Major Embarrassment For Modi Govt: General Who Led Surgical Strikes Operation Says Overhype Did Not Help
It is not good when military is politicised: Lt Gen (retired) D S Hooda
The Modi government was busy chest-thumping after the surgical strikes were carried out on terror launch pads along the Line of Control on September 29, 2016. No opportunity was missed to highlight the military machismo. On Friday, Lt General (retired) D S Hooda, who was the then Northern Army Commander, pointed out that the “overhype” of the strikes did not help.
Hooda said that there were accusations that the surgical strikes issue was politicised and that there was an “attempt to keep a purely military operation in the political domain by selective leaks of videos, photographs etc,” Indian Express reported.

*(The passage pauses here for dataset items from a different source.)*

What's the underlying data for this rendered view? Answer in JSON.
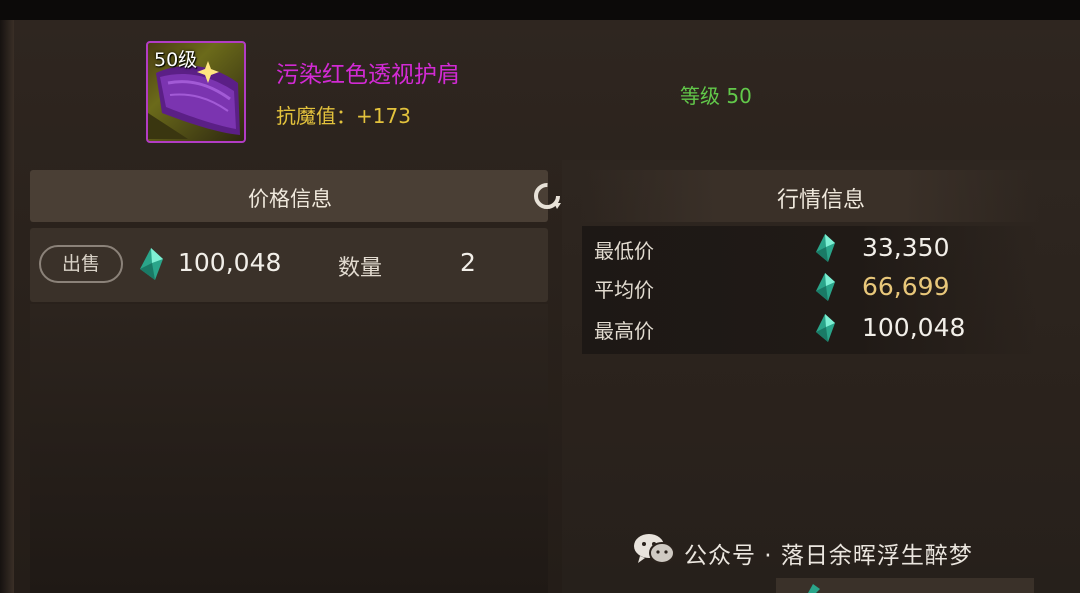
{
  "item": {
    "level_badge": "50级",
    "name": "污染红色透视护肩",
    "stat": "抗魔值：+173",
    "grade": "等级 50",
    "icon": "purple-shoulder-armor-icon"
  },
  "price_panel": {
    "title": "价格信息",
    "refresh_icon": "refresh-icon",
    "listing": {
      "sell_label": "出售",
      "currency_icon": "crystal-gem-icon",
      "price": "100,048",
      "quantity_label": "数量",
      "quantity": "2"
    }
  },
  "market_panel": {
    "title": "行情信息",
    "rows": [
      {
        "label": "最低价",
        "value": "33,350",
        "icon": "crystal-gem-icon"
      },
      {
        "label": "平均价",
        "value": "66,699",
        "icon": "crystal-gem-icon"
      },
      {
        "label": "最高价",
        "value": "100,048",
        "icon": "crystal-gem-icon"
      }
    ]
  },
  "watermark": {
    "text": "公众号 · 落日余晖浮生醉梦",
    "icon": "wechat-icon"
  },
  "colors": {
    "item_name": "#d22ad4",
    "stat": "#e3c23c",
    "grade": "#62c94a",
    "average_price": "#e8c77a",
    "gem": "#3fd0b0"
  }
}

“Did the overhype help? I say, completely no. If you start having political resonance in military operations, it is not good. There was too much political banter, on both sides, and when military operations get politicised, that is not good,” he said while moderating a discussion on the ‘Role of Cross-Border Operations and Surgical Strikes’ at the ongoing Military Literature Festival in Chandigarh.

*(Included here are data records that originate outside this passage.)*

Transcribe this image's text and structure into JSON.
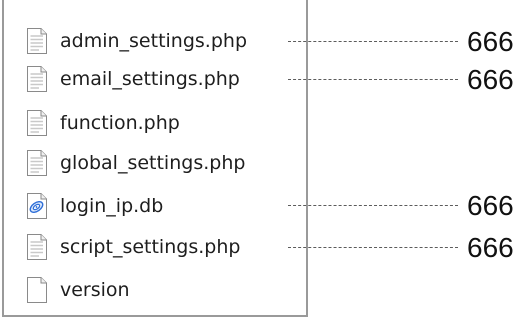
{
  "files": [
    {
      "name": "admin_settings.php",
      "icon": "document-icon",
      "permission": "666"
    },
    {
      "name": "email_settings.php",
      "icon": "document-icon",
      "permission": "666"
    },
    {
      "name": "function.php",
      "icon": "document-icon",
      "permission": ""
    },
    {
      "name": "global_settings.php",
      "icon": "document-icon",
      "permission": ""
    },
    {
      "name": "login_ip.db",
      "icon": "database-file-icon",
      "permission": "666"
    },
    {
      "name": "script_settings.php",
      "icon": "document-icon",
      "permission": "666"
    },
    {
      "name": "version",
      "icon": "blank-file-icon",
      "permission": ""
    }
  ],
  "colors": {
    "panel_border": "#9a9a9a",
    "leader_line": "#5c5c5c",
    "text": "#1e1e1e",
    "db_icon_accent": "#2f6fd8"
  }
}
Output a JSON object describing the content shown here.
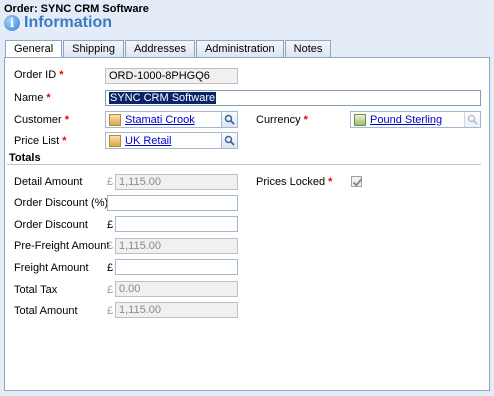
{
  "header": {
    "title": "Order: SYNC CRM Software",
    "heading": "Information"
  },
  "tabs": [
    "General",
    "Shipping",
    "Addresses",
    "Administration",
    "Notes"
  ],
  "general": {
    "order_id": {
      "label": "Order ID",
      "value": "ORD-1000-8PHGQ6"
    },
    "name": {
      "label": "Name",
      "value": "SYNC CRM Software"
    },
    "customer": {
      "label": "Customer",
      "value": "Stamati Crook"
    },
    "price_list": {
      "label": "Price List",
      "value": "UK Retail"
    },
    "currency": {
      "label": "Currency",
      "value": "Pound Sterling"
    }
  },
  "totals": {
    "heading": "Totals",
    "currency_symbol": "£",
    "detail_amount": {
      "label": "Detail Amount",
      "value": "1,115.00"
    },
    "order_discount_pct": {
      "label": "Order Discount (%)",
      "value": ""
    },
    "order_discount": {
      "label": "Order Discount",
      "value": ""
    },
    "pre_freight_amount": {
      "label": "Pre-Freight Amount",
      "value": "1,115.00"
    },
    "freight_amount": {
      "label": "Freight Amount",
      "value": ""
    },
    "total_tax": {
      "label": "Total Tax",
      "value": "0.00"
    },
    "total_amount": {
      "label": "Total Amount",
      "value": "1,115.00"
    },
    "prices_locked": {
      "label": "Prices Locked",
      "checked": true
    }
  },
  "required_marker": "*",
  "icons": {
    "lookup": "lookup-magnifier-icon",
    "customer": "contact-card-icon",
    "currency": "currency-icon",
    "info": "info-icon"
  },
  "colors": {
    "background": "#e3ecf7",
    "heading": "#3a7cc4",
    "required": "#e00000",
    "link": "#0000cc"
  }
}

When asked about the possibility of the strikes impacting the thought process of decision-makers in future operations, Hooda noted that “if you hype a successful operation, then even success has its burden.”

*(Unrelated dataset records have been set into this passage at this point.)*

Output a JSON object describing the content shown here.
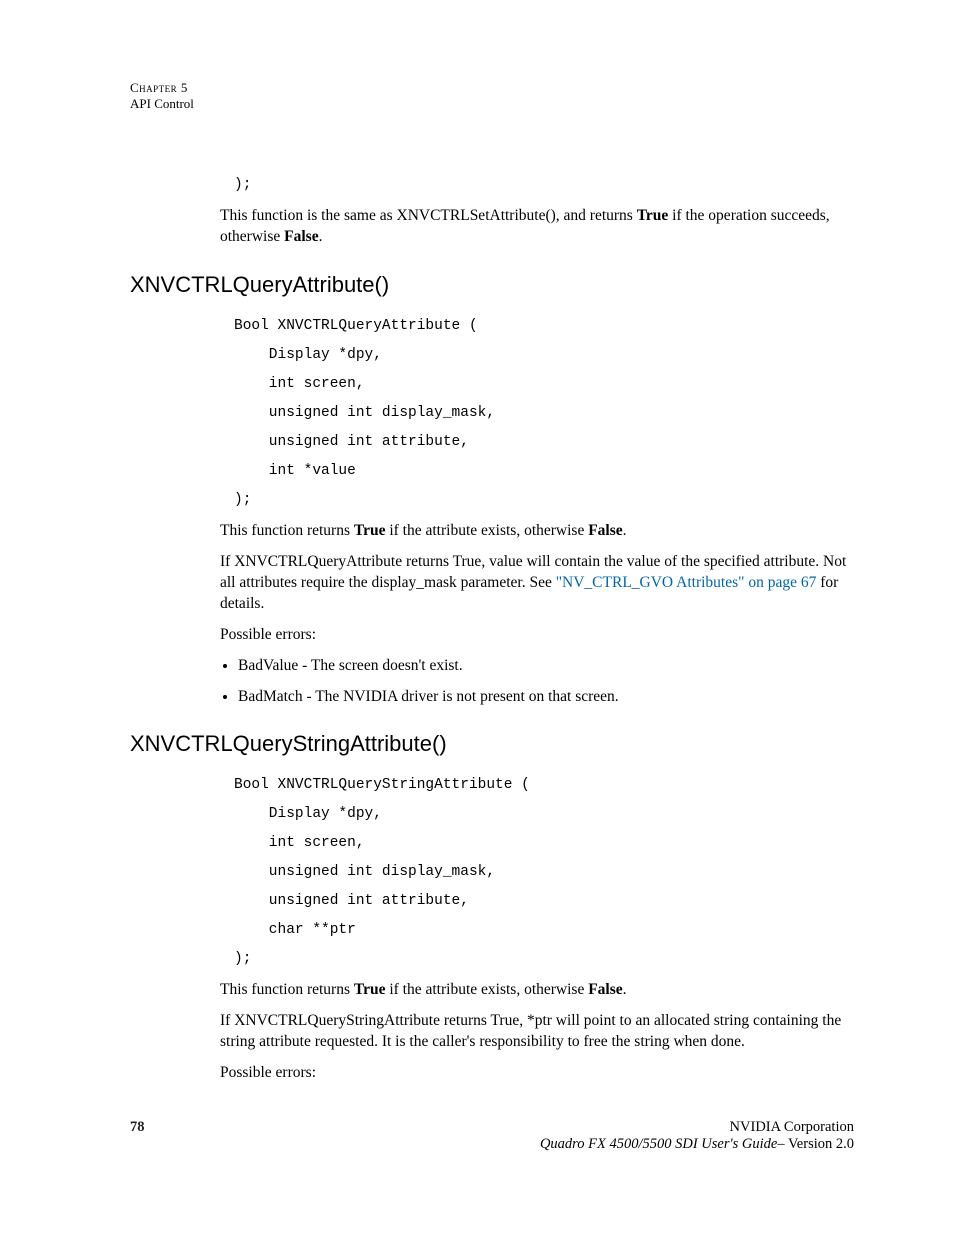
{
  "header": {
    "chapter_label": "Chapter 5",
    "section_label": "API Control"
  },
  "intro": {
    "code_tail": ");",
    "para_pre": "This function is the same as XNVCTRLSetAttribute(), and returns ",
    "true": "True",
    "para_mid": " if the operation succeeds, otherwise ",
    "false": "False",
    "para_post": "."
  },
  "section1": {
    "heading": "XNVCTRLQueryAttribute()",
    "code": "Bool XNVCTRLQueryAttribute (\n    Display *dpy,\n    int screen,\n    unsigned int display_mask,\n    unsigned int attribute,\n    int *value\n);",
    "p1_pre": "This function returns ",
    "p1_true": "True",
    "p1_mid": " if the attribute exists, otherwise ",
    "p1_false": "False",
    "p1_post": ".",
    "p2_pre": "If XNVCTRLQueryAttribute returns True, value will contain the value of the specified attribute. Not all attributes require the display_mask parameter. See ",
    "p2_link": "\"NV_CTRL_GVO Attributes\" on page 67",
    "p2_post": " for details.",
    "p3": " Possible errors:",
    "err1": "BadValue - The screen doesn't exist.",
    "err2": "BadMatch - The NVIDIA driver is not present on that screen."
  },
  "section2": {
    "heading": "XNVCTRLQueryStringAttribute()",
    "code": "Bool XNVCTRLQueryStringAttribute (\n    Display *dpy,\n    int screen,\n    unsigned int display_mask,\n    unsigned int attribute,\n    char **ptr\n);",
    "p1_pre": "This function returns ",
    "p1_true": "True",
    "p1_mid": " if the attribute exists, otherwise ",
    "p1_false": "False",
    "p1_post": ".",
    "p2": "If XNVCTRLQueryStringAttribute returns True, *ptr will point to an allocated string containing the string attribute requested.  It is  the caller's responsibility to free the string when done.",
    "p3": "Possible errors:"
  },
  "footer": {
    "page_number": "78",
    "company": "NVIDIA Corporation",
    "doc_title": "Quadro FX 4500/5500 SDI User's Guide",
    "version_sep": "– ",
    "version": "Version 2.0"
  }
}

“Will we think next time (what) if there are casualties? Because it has been so overhyped, will it impose caution on leadership? What happens if it does not have the same level of success? It may impose some caution in future. If we had done it quietly, it would have been much better,” he added. Hooda also underlined that no politician was involved in the planning or execution of the strikes.
Noteworthy, Modi government also held various events across the country to mark the second anniversary of the surgical strikes from September 28-30 this year. The former Army commander, hence, made it amply clear that the government’s overzealous celebrations and politicisation of the matter has done more harm than good.